Chronic pulmonary artery pseudoaneurysm from blunt trauma in 53-year-old man with remote history of motor vehicle accident. (A) Three-dimensional reconstruction from chest computed tomography angiogram shows large right lower lobe pseudoaneurysm (arrow) supplied by enlarged pulmonary artery branch (arrowhead). (B) Pulmonary angiogram demonstrates packing of coils into feeding artery (arrow).

Figure 5.

Figure 5

Traumatic pseudoaneurysm in 38-year-old man with gunshot injury to left anterior chest wall. Pulmonary angiogram shows pulmonary artery pseudoaneurysm (arrow) involving origin of apical posterior segment of left pulmonary artery.

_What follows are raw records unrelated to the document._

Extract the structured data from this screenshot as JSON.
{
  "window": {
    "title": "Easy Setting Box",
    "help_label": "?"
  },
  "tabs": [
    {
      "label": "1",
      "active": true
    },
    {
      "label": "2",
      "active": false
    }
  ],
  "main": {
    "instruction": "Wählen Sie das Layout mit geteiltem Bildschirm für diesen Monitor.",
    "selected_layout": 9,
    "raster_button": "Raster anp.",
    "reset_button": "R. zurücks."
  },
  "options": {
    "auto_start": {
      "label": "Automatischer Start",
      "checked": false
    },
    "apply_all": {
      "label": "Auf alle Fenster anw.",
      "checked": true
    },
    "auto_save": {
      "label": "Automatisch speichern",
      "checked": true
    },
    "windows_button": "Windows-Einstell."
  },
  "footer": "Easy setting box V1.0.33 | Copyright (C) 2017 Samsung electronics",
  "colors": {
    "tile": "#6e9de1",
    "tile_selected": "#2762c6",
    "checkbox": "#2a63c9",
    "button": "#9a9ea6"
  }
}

Chest radiographs may show nonspecific focal lung consolidation, a solitary pulmonary nodule, or early consolidation evolving to a nodule or mass.5 There may be pleural fluid. CT is more definitive when there is central enhancement within a hematoma or lung consolidation. Other findings include an enhancing mass next to a pulmonary artery, thrombus within a dilated pulmonary artery, and an enhancing nodule with a low attenuation halo. Definitive diagnosis is usually made by angiography, which shows pathological anatomy and provides a road map for treatment by embolization. Percutaneous embolization is a minimally invasive alternative to surgical treatment.4 Transcatheter embolization with stainless steel coils, platinum coils, or detachable balloons is a practical, effective, and safe therapeutic option.